After that is a nice brief overview of the Nagasaki School, particularly of Shen Nanpin's activities. JR says that Buson's mynah bird painting is an indication of his familiarity with the work of Nagasaki school painters, though it's not known how he came to know of it. (24) A couple of interesting things here: first, the illustrations of schematic plans of painting compositions from Ransai gafu--I've never seen anything like this before. I suppose it makes sense, but it's amazing to see how completely formulaic it all was. Second, JR's comment that it's revealing to compare what Buson (a "gifted painter") does and what these sad old professional hacks of the Nagasaki school do with a similar subject. Buson's is "far more dramatic" (26).

JR then tells us that Buson's interest in the Nagasaki school style marked him as different from most of his colleagues--the aims of the Scholar-Amateur (i.e. nanga) painters were opposed to those of the more "academic" Nagasaki school affiliates. This is perfectly in keeping with the approach he took to haikai: he wasn't much interested in orthodoxies of any kind.

The next section, "Poetic Vision" in Buson has some nice translations of Buson hokku that also deal with birds. What worries me about this section is that JR does not comment on the fact that in the first instance, the mynah bird paintings, he's talking about visual art, and the second instance, hokku that use bird imagery, he's talking about literature. It's problematic, I think, to lose sight of the fact that we're talking about two very different contexts or media here. It is true that in many ways Buson and his colleagues acted as if there was no meaningful distinction between painting and poetry, consistent with a long line of haikai poets and indeed a good deal of the cultural tradition of China and Japan. However, there is a distinction, to the extent that it's worth pointing out that it is being ignored. I don't think I'm expressing this clearly. How about if I say this: just because Buson acts like the distinction doesn't exist, and indeed precisely because he acts like it doesn't exist, it is important to comment on it. Otherwise we miss a lot of what makes Buson's paintings and poetry--his haiga especially--cool.

So that's something my review needs to mention. How great it would have been to read someone as amazing as Rosenfield really getting his teeth into this problem. I'd really like to hear what he has to say about it.

The next chapter is about haiga. Haiga are so amazing and so under-studied, especially by art historians in North America and Europe, I'm delighted to see JR talking about them. He starts out by telling us a bit about Bashô's haiga, then jumps into Buson's.
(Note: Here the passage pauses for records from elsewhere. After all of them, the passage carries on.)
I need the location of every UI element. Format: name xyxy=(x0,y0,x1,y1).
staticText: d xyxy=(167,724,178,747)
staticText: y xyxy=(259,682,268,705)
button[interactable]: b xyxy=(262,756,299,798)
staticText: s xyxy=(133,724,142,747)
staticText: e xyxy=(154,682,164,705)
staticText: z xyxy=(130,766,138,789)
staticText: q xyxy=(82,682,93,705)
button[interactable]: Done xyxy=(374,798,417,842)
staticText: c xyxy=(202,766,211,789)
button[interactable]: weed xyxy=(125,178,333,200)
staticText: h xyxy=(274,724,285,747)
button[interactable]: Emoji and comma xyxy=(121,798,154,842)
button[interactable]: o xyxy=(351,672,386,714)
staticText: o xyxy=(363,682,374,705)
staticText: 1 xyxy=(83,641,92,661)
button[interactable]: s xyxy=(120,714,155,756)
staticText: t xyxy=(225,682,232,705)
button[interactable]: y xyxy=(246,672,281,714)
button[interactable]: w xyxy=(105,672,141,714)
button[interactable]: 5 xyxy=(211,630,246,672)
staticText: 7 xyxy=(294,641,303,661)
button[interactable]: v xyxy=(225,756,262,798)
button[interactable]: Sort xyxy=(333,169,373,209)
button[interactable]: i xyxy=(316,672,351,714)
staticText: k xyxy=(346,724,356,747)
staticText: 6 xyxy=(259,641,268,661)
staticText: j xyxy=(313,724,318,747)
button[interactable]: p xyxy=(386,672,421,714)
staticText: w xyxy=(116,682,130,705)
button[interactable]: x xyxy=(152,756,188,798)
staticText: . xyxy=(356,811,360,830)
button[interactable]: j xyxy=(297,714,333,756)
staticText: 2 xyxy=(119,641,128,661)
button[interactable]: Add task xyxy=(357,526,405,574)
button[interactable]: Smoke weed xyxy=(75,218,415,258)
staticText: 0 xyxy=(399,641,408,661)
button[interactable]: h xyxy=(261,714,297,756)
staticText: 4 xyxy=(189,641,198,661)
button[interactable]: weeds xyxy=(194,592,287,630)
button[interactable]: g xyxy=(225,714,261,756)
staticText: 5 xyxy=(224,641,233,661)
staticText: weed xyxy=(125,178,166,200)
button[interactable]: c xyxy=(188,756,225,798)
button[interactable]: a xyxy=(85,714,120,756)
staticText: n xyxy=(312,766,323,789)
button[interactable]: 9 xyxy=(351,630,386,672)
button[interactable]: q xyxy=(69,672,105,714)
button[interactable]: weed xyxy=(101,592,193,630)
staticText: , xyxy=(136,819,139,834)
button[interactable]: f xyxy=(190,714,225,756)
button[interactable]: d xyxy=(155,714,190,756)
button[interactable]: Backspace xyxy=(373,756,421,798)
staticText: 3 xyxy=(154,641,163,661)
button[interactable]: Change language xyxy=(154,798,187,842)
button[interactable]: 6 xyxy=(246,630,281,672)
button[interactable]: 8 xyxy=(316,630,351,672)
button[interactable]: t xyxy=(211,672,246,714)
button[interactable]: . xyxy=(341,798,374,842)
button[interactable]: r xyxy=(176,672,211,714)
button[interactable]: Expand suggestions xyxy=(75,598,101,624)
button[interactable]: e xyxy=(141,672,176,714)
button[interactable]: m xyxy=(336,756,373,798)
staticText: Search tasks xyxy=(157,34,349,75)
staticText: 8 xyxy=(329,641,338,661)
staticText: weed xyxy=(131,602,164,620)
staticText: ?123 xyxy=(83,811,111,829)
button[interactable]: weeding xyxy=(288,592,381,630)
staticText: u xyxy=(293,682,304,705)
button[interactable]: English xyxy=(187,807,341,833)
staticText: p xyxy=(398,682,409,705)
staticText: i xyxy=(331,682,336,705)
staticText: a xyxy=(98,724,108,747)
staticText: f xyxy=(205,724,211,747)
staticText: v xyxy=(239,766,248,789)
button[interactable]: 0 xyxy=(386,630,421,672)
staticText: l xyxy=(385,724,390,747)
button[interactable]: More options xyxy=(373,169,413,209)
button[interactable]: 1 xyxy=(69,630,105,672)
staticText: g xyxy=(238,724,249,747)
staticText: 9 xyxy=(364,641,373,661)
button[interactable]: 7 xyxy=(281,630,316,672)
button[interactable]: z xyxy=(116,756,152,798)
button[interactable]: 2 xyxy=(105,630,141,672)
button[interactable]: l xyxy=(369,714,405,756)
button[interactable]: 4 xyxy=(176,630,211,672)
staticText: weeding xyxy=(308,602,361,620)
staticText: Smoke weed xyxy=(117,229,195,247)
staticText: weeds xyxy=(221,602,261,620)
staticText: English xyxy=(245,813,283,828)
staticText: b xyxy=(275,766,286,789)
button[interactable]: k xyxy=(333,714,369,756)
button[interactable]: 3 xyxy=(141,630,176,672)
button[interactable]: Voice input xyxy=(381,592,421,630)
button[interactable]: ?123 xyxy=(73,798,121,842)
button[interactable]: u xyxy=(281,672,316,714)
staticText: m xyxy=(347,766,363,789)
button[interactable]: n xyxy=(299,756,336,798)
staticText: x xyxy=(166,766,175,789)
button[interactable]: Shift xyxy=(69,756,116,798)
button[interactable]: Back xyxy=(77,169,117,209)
He gives us a short commentary on the Hashimoto piece. He then gives us a summary of haikai by resorting to a massive block of quotations from Haruo Shirane's book Traces of Dreams. All of these are terrific quotations, and anyone could be forgiven for thinking they couldn't have said it better themselves, but in a book of this kind it seems sort of timid. I completely understand the way it feels to reach into a different discipline--I felt much the same myself in trying to write about Buson's paintings as a mere literary historian, and may yet suffer hideously for daring to do so. But Professor Rosenfield has nothing to fear from anybody, I would have thought. Here he does something I holler at my own students for doing. It's mysterious. After this comes a pretty detailed discussion of the Manzai dancer painting, one of a hachi tataki guy and lastly that charmless Maruyama Ôkyo one with the cat and the spoon.

These are nice, brief expositions of some important haiga that give readers a good idea of how they work. Okay. That's it for this section.